I also remember the death-squads made up of little boys and girls from my block. They took the whole thing very seriously.

They took to the street with a mental inventory of potential victims: reptiles, insects, mammals, plants and even someone’s younger brother. A child guerrilla at war with nature. What were the adults doing in the meantime?

Well, they were preparing snacks and telling the kids to do their homework, indifferent to the “bio-technology lab” the little ones had set up in front of their homes.
Then, there’s the question as to the media, schools, NGOs and other social institutions that deal with the issue. Very little of what these institutions do actually reach primary schoolers.

Speeches alone do not change people’s behavior. Rather, they tend to define positions and give what people have already defined in their imaginaries a name or a path to follow.

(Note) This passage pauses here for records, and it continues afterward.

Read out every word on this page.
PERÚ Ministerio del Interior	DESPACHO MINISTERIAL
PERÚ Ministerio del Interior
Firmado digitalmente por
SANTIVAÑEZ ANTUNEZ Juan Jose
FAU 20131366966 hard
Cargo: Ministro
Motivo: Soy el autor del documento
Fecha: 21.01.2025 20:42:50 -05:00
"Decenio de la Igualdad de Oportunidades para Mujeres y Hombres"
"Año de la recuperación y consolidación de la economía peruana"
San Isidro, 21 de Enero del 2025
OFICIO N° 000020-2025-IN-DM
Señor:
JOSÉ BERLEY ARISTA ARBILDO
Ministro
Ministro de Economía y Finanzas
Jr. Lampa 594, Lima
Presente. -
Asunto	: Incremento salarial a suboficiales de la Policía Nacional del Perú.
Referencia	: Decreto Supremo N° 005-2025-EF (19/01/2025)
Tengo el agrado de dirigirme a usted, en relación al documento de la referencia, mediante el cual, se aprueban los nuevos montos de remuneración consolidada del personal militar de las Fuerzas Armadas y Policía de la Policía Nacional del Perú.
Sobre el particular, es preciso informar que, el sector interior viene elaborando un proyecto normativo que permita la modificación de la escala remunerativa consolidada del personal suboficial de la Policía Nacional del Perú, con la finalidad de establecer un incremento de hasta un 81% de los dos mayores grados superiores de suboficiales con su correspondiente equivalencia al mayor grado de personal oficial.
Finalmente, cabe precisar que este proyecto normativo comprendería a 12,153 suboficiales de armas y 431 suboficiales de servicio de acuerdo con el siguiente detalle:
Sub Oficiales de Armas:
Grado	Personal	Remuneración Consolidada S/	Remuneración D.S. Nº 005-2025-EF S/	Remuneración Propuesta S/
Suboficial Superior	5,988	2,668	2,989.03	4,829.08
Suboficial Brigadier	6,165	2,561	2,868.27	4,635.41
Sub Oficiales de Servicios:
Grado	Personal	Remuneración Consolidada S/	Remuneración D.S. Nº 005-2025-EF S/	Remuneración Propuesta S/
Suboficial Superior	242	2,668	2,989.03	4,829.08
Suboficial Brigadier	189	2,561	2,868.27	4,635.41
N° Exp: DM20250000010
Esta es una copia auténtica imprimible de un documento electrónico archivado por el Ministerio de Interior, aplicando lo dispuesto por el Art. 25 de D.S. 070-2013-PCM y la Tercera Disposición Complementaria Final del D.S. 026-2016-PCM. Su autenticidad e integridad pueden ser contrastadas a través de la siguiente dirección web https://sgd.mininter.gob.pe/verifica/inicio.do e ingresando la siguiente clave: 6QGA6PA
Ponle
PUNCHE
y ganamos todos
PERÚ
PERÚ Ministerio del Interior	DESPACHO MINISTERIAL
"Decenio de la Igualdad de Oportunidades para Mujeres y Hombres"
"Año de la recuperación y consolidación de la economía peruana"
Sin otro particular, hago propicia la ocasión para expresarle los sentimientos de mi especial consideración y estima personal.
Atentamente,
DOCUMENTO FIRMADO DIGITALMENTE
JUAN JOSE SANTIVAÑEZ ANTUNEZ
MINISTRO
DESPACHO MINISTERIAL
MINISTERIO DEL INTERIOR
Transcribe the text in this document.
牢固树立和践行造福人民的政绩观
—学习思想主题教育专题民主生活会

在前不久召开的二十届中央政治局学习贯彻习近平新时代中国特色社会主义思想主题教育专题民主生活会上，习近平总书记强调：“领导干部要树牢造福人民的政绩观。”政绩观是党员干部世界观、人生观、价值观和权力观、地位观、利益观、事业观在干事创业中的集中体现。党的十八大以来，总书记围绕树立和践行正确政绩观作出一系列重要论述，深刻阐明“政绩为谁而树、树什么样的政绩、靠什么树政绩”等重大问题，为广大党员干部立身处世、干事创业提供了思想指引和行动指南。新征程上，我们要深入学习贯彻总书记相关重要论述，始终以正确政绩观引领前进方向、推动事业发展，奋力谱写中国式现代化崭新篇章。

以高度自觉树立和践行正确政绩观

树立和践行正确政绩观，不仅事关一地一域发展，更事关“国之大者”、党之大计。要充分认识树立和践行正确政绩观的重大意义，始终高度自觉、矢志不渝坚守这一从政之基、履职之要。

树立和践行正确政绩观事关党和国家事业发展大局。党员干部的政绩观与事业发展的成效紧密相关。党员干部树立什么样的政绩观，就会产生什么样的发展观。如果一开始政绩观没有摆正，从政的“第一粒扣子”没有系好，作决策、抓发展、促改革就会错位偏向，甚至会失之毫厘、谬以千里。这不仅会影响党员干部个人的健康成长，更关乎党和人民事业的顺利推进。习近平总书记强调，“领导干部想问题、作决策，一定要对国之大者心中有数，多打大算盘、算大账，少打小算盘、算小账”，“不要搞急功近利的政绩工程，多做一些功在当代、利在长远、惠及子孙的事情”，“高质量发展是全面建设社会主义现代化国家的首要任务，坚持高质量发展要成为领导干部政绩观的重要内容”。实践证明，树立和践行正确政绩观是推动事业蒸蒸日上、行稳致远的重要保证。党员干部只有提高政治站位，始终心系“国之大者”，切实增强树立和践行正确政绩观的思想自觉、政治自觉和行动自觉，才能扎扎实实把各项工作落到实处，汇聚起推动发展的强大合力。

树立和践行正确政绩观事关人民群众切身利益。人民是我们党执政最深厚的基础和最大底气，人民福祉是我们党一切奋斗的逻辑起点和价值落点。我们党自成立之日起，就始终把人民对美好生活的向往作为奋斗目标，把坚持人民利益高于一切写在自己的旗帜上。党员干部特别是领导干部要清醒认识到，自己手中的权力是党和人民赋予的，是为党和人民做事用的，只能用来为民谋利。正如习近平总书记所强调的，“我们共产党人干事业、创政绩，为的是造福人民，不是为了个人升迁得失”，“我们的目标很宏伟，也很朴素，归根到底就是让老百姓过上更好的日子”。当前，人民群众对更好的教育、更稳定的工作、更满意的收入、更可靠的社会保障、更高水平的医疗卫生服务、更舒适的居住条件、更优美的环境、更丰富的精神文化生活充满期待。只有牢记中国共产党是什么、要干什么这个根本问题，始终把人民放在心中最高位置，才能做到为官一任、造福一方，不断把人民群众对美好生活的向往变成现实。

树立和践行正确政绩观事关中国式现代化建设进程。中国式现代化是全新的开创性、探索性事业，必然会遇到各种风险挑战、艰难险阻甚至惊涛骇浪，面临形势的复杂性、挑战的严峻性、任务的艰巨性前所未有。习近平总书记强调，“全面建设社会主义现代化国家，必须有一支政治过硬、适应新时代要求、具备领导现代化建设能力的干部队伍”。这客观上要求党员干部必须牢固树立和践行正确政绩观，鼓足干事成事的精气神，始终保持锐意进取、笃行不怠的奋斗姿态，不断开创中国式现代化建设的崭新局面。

Sensitivity towards animal life usually exists prior to receiving an educational message about this, and such empathy towards animals is painfully missing in Cuba.
The point of departure must be the individual’s life-world. Society must take part in this, but it must do so from the daily life of people, from the notions these people have of their surroundings.

Much is said about progress made by First World countries in the area of animal protection, but it all basically boils down to obeying the law.

The point is that fulfilling the law does not necessarily entail any sense of the dignity of animals, a central tenet of ecological thinking. It rather works as a preventive measure or expresses the fear of being punished by the authorities.

This isn’t to say that an animal protection law wouldn’t help make the situation of animal rights on the island less precarious, but it wouldn’t be a solution to the problem, particularly when we bear in mind that any implementation of such norms would leave a lot to be desired in terms of the efficiency of control mechanisms.

Something needs to be set in motion in our country; we must start somewhere – by supporting the work that animal protection organizations (such as ANIPLANT) have been doing for quite some time, for instance.

We shouldn’t continue to accept violence against animals by people of any age.
We must put an end to those terrible scenes of extreme violence, and we must also eliminate this other form of concealed violence, such as those armies of children who attack pigeons at parks and squares with the consent of adults.

If these are the boys and girls who represent the world’s hope, then we can only hope for a future world that is profoundly cruel towards animal life. Let us then pray for the white herons.